La inauguración del skate park, ubicado a orillas del lago Nahuel Huapi y frente a la Catedral de Bariloche, estaba prevista para el aniversario de la ciudad del año pasado pero la pandemia empañó los festejos. De todos modos, los amantes del deporte desistieron de la espera y debutaron en la pista.

A un año de esta puesta en funcionamiento informal del skatepark, un encuentro permitió competir en dos modalidades (street y bowl), en rama masculina y femenina y en tres categorías (de iniciación, de 7 a 16 años; principiantes, arriba de 17, y amateurs que se definen más por el nivel que por la edad).

Rodrigo Pérez, de Skunba (Asociación de Skateboarders Unidos de Bariloche), detalló que “la modalidad street consiste en el uso de barandas y rampas -que vendrían a simular el paisaje urbano- para saltar; mientras que el bowl sería la olla donde pasan de a uno”.

“Esperábamos 50 participantes y registramos 125. Es que Bariloche tiene una de las mejores pistas del país. Sólo faltan algunos detalles como tapar los poros con pintura para que la humedad no rompa el hormigón”, sostuvo este profesor de educación física de 41 años que practica skate desde 1995.

“Sin dudas, es lo mejor que le pasó a Bariloche”, arriesgó Marcio Betanzo, de 20 años, mientras preparaba su patineta en medio de la competencia. “Vengo a practicar cada vez que puedo, siempre y cuando no llueva. Puedo estar entre 6 a 8 horas y muchas veces, me quedo a almorzar”, contó el joven de Bariloche.

La pista de skate se convirtió en un lugar de encuentro para los jóvenes de la ciudad cordillerana.

Felipe Gaggero es porteño pero vive en Bariloche desde hace algunos meses. “Esto es lo mejor que tiene la ciudad para la juventud. El bowl, el piso, la gente.
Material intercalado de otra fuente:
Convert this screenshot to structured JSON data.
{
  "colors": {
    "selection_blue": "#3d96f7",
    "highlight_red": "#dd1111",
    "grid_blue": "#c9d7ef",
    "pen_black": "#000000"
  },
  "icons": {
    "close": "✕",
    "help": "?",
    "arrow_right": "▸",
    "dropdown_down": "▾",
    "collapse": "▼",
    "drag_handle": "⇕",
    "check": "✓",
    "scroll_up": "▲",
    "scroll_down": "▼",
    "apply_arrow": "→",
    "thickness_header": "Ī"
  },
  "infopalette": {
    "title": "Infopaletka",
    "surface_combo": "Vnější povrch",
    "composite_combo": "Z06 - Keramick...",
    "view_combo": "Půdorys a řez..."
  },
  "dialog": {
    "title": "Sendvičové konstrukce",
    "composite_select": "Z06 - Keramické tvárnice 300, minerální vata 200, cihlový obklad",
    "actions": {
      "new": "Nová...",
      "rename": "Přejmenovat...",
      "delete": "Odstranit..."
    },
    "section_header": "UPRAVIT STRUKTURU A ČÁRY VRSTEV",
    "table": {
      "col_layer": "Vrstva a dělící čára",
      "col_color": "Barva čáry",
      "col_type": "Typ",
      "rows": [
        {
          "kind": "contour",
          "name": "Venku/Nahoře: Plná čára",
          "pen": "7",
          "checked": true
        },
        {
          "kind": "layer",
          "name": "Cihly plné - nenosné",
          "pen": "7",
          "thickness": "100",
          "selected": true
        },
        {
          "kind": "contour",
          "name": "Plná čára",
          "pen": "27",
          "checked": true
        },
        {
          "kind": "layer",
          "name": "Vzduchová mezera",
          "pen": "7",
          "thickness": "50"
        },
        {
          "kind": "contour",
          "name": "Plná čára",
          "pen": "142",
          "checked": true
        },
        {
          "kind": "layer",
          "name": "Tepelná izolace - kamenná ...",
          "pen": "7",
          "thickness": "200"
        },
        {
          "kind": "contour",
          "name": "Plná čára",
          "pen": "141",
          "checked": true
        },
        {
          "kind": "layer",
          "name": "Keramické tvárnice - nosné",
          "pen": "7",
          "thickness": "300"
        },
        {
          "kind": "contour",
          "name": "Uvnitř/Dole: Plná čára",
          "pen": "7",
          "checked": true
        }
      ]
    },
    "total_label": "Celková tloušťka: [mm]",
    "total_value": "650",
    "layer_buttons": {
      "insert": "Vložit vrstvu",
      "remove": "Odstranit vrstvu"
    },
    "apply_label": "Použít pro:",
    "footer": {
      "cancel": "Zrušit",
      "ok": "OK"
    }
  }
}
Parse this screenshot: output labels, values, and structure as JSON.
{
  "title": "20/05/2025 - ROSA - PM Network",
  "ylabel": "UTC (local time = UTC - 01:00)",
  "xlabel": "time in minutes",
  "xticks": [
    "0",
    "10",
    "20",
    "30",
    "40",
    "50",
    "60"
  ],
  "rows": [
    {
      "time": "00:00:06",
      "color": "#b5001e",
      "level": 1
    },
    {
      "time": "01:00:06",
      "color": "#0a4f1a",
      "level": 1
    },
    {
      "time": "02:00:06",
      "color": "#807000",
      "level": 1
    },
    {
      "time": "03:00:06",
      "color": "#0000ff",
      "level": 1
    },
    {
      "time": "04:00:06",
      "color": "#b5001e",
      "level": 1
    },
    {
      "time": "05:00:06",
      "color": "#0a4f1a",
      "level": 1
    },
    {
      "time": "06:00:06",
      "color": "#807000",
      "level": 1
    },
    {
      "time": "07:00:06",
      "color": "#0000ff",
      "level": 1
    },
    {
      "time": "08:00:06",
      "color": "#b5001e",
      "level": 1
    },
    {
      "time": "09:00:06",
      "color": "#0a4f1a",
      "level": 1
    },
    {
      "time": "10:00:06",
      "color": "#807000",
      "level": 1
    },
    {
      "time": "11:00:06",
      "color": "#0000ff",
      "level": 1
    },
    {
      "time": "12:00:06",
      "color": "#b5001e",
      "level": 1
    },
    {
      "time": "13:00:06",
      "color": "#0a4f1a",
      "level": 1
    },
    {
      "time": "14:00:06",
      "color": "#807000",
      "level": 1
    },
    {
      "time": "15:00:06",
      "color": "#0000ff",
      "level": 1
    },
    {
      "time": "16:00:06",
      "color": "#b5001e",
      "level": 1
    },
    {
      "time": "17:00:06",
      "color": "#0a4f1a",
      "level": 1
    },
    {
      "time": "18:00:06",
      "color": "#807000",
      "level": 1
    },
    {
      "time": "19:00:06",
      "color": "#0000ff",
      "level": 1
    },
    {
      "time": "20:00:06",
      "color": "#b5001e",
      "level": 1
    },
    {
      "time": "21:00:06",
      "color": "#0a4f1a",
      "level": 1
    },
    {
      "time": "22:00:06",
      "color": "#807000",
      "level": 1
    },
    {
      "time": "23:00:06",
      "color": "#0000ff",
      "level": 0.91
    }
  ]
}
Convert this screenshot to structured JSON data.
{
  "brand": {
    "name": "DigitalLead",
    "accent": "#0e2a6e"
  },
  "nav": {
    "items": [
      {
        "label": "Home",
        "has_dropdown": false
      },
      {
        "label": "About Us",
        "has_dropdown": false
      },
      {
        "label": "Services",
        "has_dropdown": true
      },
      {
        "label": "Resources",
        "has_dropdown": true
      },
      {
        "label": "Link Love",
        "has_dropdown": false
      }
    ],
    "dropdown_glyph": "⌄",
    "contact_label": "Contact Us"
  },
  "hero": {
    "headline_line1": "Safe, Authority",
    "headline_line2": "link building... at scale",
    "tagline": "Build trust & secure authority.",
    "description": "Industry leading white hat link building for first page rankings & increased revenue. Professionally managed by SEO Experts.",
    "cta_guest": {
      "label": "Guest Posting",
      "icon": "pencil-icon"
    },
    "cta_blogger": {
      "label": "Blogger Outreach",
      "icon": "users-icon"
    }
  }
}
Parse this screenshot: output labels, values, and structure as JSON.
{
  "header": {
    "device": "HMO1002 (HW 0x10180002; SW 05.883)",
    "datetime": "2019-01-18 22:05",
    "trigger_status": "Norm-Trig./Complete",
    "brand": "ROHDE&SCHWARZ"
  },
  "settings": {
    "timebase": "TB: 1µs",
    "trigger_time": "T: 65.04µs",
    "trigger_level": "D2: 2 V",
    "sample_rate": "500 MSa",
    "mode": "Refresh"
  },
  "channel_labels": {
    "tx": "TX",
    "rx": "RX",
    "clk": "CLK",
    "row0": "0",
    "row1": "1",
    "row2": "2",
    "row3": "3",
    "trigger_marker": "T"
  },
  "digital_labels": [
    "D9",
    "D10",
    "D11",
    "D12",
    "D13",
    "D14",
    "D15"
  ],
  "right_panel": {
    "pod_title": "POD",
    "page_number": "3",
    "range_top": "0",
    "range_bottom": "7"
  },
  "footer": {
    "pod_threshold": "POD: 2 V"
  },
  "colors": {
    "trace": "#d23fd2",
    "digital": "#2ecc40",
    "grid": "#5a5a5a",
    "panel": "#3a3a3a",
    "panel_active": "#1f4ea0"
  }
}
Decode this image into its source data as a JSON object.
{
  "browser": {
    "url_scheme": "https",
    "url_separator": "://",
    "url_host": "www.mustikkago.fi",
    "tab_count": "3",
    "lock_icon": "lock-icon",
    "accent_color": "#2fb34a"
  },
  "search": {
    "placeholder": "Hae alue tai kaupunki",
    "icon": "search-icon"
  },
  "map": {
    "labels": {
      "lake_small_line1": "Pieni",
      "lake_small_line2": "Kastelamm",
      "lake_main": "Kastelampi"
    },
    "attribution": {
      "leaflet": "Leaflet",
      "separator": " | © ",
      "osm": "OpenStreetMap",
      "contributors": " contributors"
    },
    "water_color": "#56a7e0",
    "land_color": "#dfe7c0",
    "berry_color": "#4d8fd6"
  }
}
Vengo los fines de semana cuando no trabajo. A veces, molestan un poco los nenes más chiquitos que se ponen en el medio de la pista pero bueno, está bien que quieran sumarse”, reconoció este joven que practica skate desde los 14 años.

Los amantes del skate aseguran que más allá de un deporte, es “un estilo de vida, vinculado con el arte, la música y los viajes”.

“¿La condición para practicarlo? Perseverancia y tolerancia a la frustración. La técnica es difícil. Es caer y levantarse, algo que se aplica a la vida. Y mientras los chicos practican skate, las chicas bailan hip hop, otros pibes hacen grafities”, aseguró Pérez.

Desde Skunba, hoy gestionan la creación de una escuela de skate para los más chicos con la intención de disminuir la cantidad de accidentes.

Ezequiel Ibarra tiene 25 años pero patina desde los 12. Solía hacerlo en el Centro Cívico y en algunas calles con escaleras hasta el año pasado cuando la nueva pista en la costanera representó otro desafío para practicar el deporte.

“En la semana suelo venir al menos cuatro días a practicar. Entre medio, juego al ajedrez y tomo mate. Es un lugar de encuentro para los skaters y los que no patinan. Intentamos venir al mediodía porque sabemos que, después de las 17, esto explota de gente”, señaló.